Oh wait, I am really stupid! As I am testing without filament anyway, I could just print with bed off and very small run_current for the extruder stepper. The hotend shouldn’t do much for the temps, but I could go down with that too.

Looking into the current log. I get the first 32 bytes_invalid at a chamber temp of 25 °C. If this is temperature related then CAN is not for me.

Stats 6658.3: gcodein=0  mcu: mcu_awake=0.004 mcu_task_avg=0.000010 mcu_task_stddev=0.000012 bytes_write=197077 bytes_read=141326 bytes_retransmit=9 bytes_invalid=0 send_seq=6062 receive_seq=6062 retransmit_seq=2 srtt=0.001 rttvar=0.000 rto=0.025 ready_bytes=0 stalled_bytes=0 freq=99995536 EBBCan: mcu_awake=0.003 mcu_task_avg=0.000012 mcu_task_stddev=0.000017 bytes_write=65710 bytes_read=63030 bytes_retransmit=0 bytes_invalid=193 send_seq=2268 receive_seq=2268 retransmit_seq=0 srtt=0.002 rttvar=0.001 rto=0.025 ready_bytes=0 stalled_bytes=0 freq=63999710 adj=64001883 cpu: temp=47.8 chamber: temp=23.9 sd_pos=79734 heater_bed: target=0 temp=29.3 pwm=0.000 sysload=1.11 cputime=47.511 memavail=594436 print_time=509.951 buffer_time=3.411 print_stall=0 extruder: target=0 temp=30.5 pwm=0.000

It is not a temperature problem, sigh.

There is a chance that I have fixed it.
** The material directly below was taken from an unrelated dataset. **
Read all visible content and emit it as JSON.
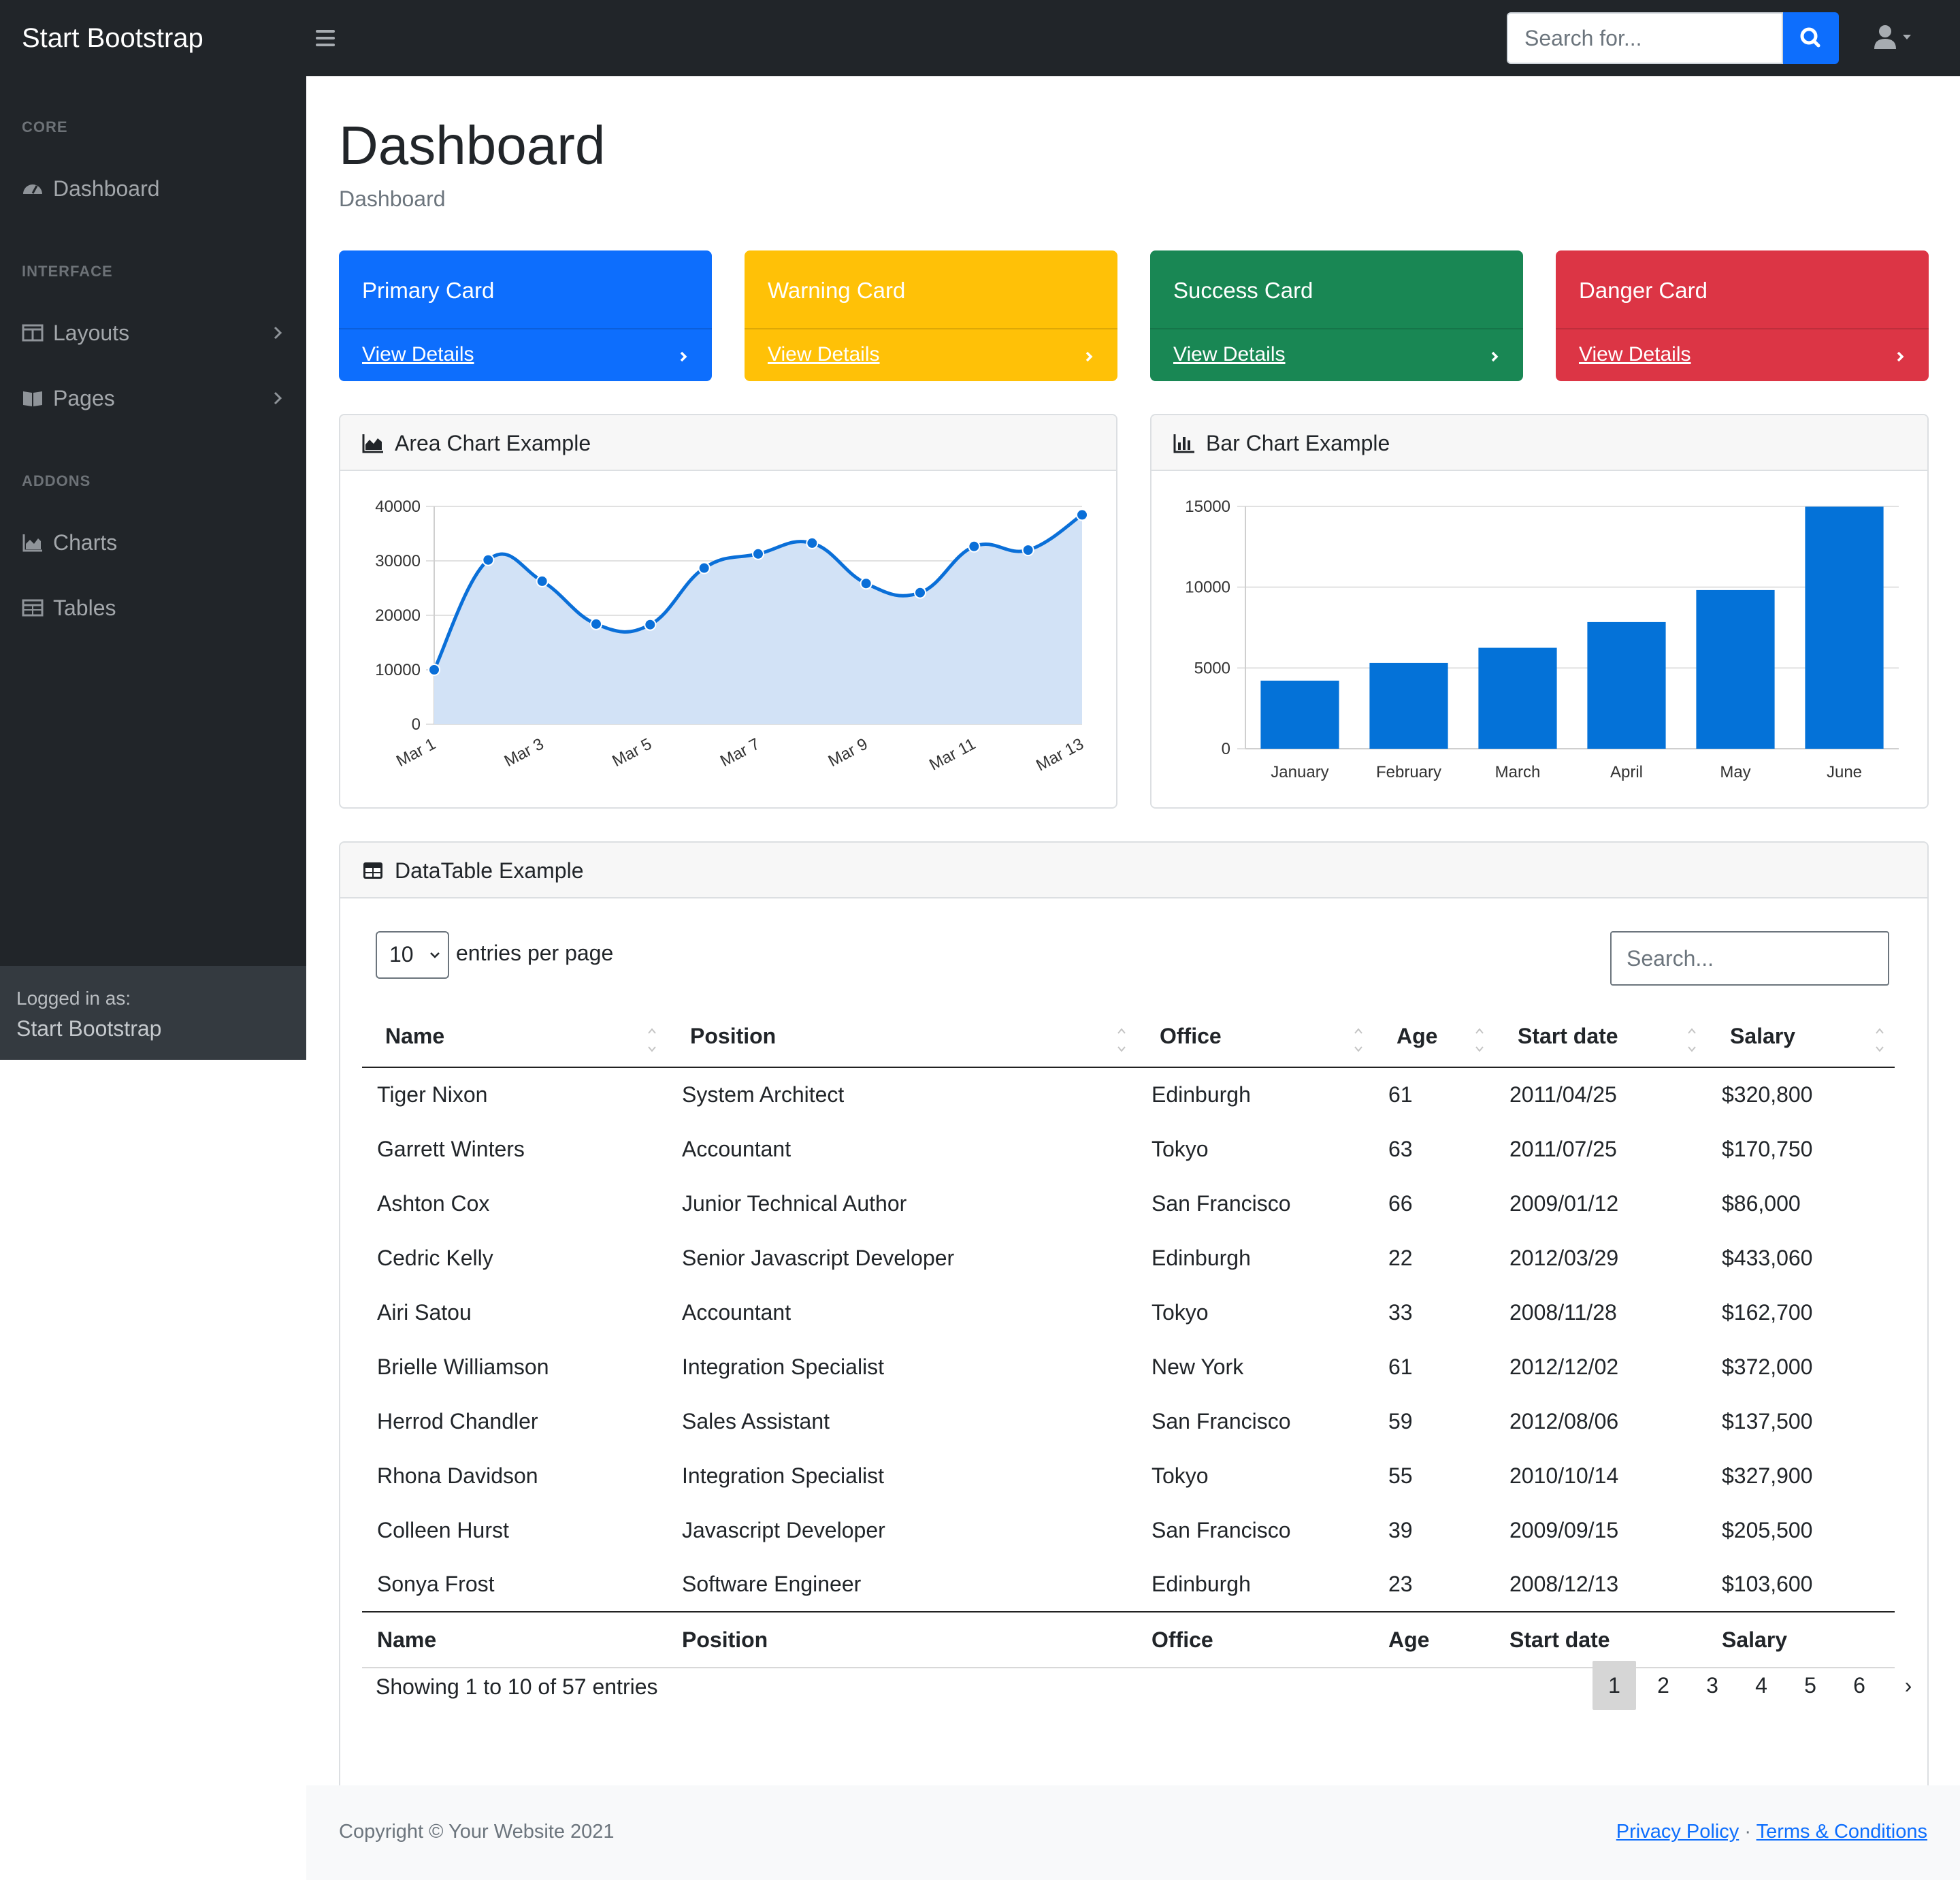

At least I am printing now for real and the bytes_invalid are constant 0.
In the last try I made only a small failure and changed 2 things at once. I exchanged the waveshare hat with one that I had used for tests, and I rooted the can cables farther away from the PSU. So I am not sure what the reason was. These waveshare hats are not that complicated, I don’t believe that it is possible that they only work partly.
To look for the bytes_invalid was the information that I needed, thanks for this. But of course a problem can have always more than one cause. The print will need some hours. I will be back if the problem persists.